Blog round up: Jesus and the loos
The Daily Telegraph blog has had an encounter with someone a sight more famous than Harry Enfield:
A man nearby says "Bless you". I thank him and marvel at how polite people are at this festival.
Then he says, "And it couldn't have come from a better person".
Okaayyy... At this point I should probably have started running away avoiding eye contact but I was intrigued. "And why's that?" I ask.
He holds up his hands. They have extensive scars radiating out from the middle of his palms. "Because I am Jesus Christ reborn" the man says. I look down at his t-shirt. It bears the slogan "Jesus is coming - hide the porn".
Then he says, "And it couldn't have come from a better person".
Okaayyy... At this point I should probably have started running away avoiding eye contact but I was intrigued. "And why's that?" I ask.
He holds up his hands. They have extensive scars radiating out from the middle of his palms. "Because I am Jesus Christ reborn" the man says. I look down at his t-shirt. It bears the slogan "Jesus is coming - hide the porn".
Surely, though, working daily with Bill Deedes would make meeting the Messiah something of a step down?
Apparently, the Arctic Monkeys weren't leaving their wellbeing to chance blessings from Jesus 2.0 - the NME reckons each band member came with their own security guard in tow.
It does seem that MIA didn't show - NME proper reports that Lily Allen stepped in to be the inaugral act on the Park Stage.
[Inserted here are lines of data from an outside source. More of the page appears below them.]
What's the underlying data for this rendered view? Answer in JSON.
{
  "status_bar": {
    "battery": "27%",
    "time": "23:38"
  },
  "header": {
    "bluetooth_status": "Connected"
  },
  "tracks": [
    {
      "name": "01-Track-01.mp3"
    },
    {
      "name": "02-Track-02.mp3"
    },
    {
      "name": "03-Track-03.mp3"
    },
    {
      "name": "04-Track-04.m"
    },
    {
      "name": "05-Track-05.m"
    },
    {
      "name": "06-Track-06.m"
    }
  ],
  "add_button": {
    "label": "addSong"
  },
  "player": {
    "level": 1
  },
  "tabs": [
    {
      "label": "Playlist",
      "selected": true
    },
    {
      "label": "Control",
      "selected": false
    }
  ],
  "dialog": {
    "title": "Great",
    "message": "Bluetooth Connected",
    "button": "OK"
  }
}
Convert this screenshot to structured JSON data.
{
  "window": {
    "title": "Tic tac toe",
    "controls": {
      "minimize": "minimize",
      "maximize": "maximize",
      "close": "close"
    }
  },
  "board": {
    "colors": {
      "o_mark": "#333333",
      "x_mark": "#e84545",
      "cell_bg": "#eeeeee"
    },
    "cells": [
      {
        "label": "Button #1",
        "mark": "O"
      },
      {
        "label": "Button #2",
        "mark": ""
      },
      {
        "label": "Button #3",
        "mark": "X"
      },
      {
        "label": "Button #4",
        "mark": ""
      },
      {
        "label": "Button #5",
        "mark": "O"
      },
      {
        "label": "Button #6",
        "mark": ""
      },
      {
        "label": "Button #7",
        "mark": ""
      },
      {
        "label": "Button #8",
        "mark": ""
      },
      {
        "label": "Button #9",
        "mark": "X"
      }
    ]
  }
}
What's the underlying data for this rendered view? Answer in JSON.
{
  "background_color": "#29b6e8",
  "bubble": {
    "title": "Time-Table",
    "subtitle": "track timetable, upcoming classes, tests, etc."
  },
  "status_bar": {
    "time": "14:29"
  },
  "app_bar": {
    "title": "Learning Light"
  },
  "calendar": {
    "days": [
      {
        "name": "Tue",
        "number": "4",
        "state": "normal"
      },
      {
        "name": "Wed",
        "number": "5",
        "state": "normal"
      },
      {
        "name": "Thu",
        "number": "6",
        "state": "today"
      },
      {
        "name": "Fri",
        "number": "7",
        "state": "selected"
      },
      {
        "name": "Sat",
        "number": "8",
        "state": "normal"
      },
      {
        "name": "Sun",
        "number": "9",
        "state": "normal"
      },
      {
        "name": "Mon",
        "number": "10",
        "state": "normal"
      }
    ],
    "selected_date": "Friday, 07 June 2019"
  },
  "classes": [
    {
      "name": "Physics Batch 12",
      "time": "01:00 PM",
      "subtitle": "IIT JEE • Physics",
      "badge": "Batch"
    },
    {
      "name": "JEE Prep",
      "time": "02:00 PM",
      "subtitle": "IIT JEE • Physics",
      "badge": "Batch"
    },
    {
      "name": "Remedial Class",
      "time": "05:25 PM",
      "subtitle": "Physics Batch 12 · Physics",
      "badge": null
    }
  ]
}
God alone knows what Lauren Laverne was actually looking at when she "saw" MIA, then.
Caitlin Moran discovered one of the unsung heroes of the site for The Times: The Loo Keeper.
The moral high-ground of the event was surely claimed by the Loo Keeper, up in the Green Kidz Field. Armed only with a “Loo Keeper” hat and a toilet brush, the Loo Keeper’s sacred duty is to keep odifer-ous, lurching, digestively excessive adults from the only two Portaloos reserved for children.
“People can get quite arsey,” the Loo Keeper said, keeping guard over her much-coveted zip-up bag of toilet-rolls. “They’ ll say things like ‘But these are the only clean toilets!’ And I’ll reply ‘Yes, that’s because I keep people like you out of them.’
“People can get quite arsey,” the Loo Keeper said, keeping guard over her much-coveted zip-up bag of toilet-rolls. “They’ ll say things like ‘But these are the only clean toilets!’ And I’ll reply ‘Yes, that’s because I keep people like you out of them.’
The only worry is that we'll get a fifteen minute package on her activities on BBC 2 tomorrow evening.
Obviously, the desire to spend time drinking cider and crossing over the site to just miss the band you wanted to see means that most of the posts coming from the bloggers who've paid to be there are brief. So:
Wardrobe Slave on Bloc Party: Waste of time
Mr T on the Cider Bus: yummy yummy cider by the bucket load (Mr T is, we think, the same guy who did glastonbury2005.blogspot.com)
Swiss Toni on Amy Winehouse: The sun comes out
1 comment:
Thank you, your article is very good
viagra asli
jual viagra
toko viagra
toko viagra asli
jual viagra asli
viagra jakarta
viagra asli jakarta
toko viagra jakarta
jual viagra jakarta
agen viagra jakarta
agen viagra
cialis asli
cialis jakarta
cialis asli jakarta
titan gel asli
titan gel jakarta
titan gel asli jakarta
viagra cod jakarta
obat viagra jakarta
obat viagra asli
viagra usa
viagra original
obat viagra
obat kuat viagra
jual cialis
toko cialis
obat cialis
obat cialis asli
obat kuat cialis
obat cialis jakarta
toko cialis jakarta
jual cialis jakarta
agen cialis jakarta
toko titan gel
jual titan gel
vitamale asli
permen soloco asli
maxman asli
vimax asli
viagra
titan gel
hammer of thor
hammer of thor asli
hammer of thor jakarta
hammer of thor asli jakarta
Post a Comment
As a general rule, posts will only be deleted if they reek of spam.